Também no tocante aos aspectos divergentes – erotismo e casamento –, facilmente se entende que o elemento erótico, associado ao amor romântico, é deslocado, nos ATh para o amor associado à conversão, em uma espécie de refinamento do amor profano que domina o romance; e que o problema do papel do casamento e da vida familiar, suporte central e social do romance grego, adquira a sua recontextualização na participação dos heróis em um novo conceito de família, fundada na casa (oikos) de Deus. Modificação relativamente semelhante sucede com o elemento aleatório, que determina que o padrão das aventuras vividas pelos protagonistas do romance grego se estabeleça como uma sequência de acontecimentos que, genericamente, se podem topicalizar na oposição perigo/salvação. Assim, à Tyche, que se assume como elemento dinâmico que favorece e determina esse padrão, corresponde, neste novo contexto, uma espécie de Tyche cristianizada, ou seja, a Providência divina.

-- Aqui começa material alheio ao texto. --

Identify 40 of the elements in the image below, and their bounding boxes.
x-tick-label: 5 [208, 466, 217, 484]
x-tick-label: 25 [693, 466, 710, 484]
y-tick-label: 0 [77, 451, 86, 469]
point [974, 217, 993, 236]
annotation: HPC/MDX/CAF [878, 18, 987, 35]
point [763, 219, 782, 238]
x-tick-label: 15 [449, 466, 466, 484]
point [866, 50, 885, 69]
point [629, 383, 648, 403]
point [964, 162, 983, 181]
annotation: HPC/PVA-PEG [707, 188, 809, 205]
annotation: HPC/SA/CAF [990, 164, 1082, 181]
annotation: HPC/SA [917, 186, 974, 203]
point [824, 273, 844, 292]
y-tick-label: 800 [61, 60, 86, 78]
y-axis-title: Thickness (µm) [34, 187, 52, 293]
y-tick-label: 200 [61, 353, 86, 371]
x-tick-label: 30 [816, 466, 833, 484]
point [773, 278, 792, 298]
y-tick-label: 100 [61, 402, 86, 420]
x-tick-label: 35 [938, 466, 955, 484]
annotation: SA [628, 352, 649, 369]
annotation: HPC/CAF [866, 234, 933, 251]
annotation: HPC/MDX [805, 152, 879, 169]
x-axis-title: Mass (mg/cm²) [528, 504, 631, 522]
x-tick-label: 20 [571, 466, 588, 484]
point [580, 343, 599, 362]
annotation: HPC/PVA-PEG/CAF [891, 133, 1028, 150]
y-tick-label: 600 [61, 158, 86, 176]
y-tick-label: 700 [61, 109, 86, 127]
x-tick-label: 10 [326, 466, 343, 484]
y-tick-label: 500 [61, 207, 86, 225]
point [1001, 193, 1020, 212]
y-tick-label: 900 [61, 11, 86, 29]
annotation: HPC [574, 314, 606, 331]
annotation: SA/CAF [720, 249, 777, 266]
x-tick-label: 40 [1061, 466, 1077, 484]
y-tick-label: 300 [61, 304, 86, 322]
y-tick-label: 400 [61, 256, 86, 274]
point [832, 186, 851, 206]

A classificação dos Actos de Tecla como romance tem implicações na consideração da sua matéria. Assumindo como objectivo principal o entretenimento do leitor, convidado simpateticamente a entrar na narrativa, a identificar-se com os protagonistas, a partilhar os seus medos e aspirações, a experimentar as suas emoções, em uma jornada de edificação espiritual, os textos não necessitam de representar elementos históricos precisos. Personagens, acontecimentos e mundo circundante, porquanto idealizados, revelam-se mais ajustados à transmissão das preocupações humanas universais ou do universal humano do que com assuntos históricos e culturais específicos. Assim, os ATh constituir-se-iam mais como um texto informativo sobre o estado de mente do primitivo cristianismo do que da situação histórica de um grupo ou de uma comunidade específica. O uso da estrutura do romance, independentemente dos ecos do debate teológico, perceptíveis da leitura dos textos, que evidenciam laços entre ortodoxia e heresia no movimento dos primeiros cristãos, permitiria apenas, no dizer de Judith Perkins, leituras relativas à emergência, com significado religioso e social global, dos temas do casamento, da castidade e da morte14.

Substancialmente diferente é a posição de que a história de Tecla evoca um contexto histórico preciso. Não falamos evidentemente daquele contexto que, pese embora a subtileza do desenho, se adivinha, no modelo anterior, a

14 Perkins, 1997, 247-260. A autora argumenta que os Actos Apócrifos exploram as convenções da literatura romanesca de forma a inverter os valores que normalmente lhe estão associados.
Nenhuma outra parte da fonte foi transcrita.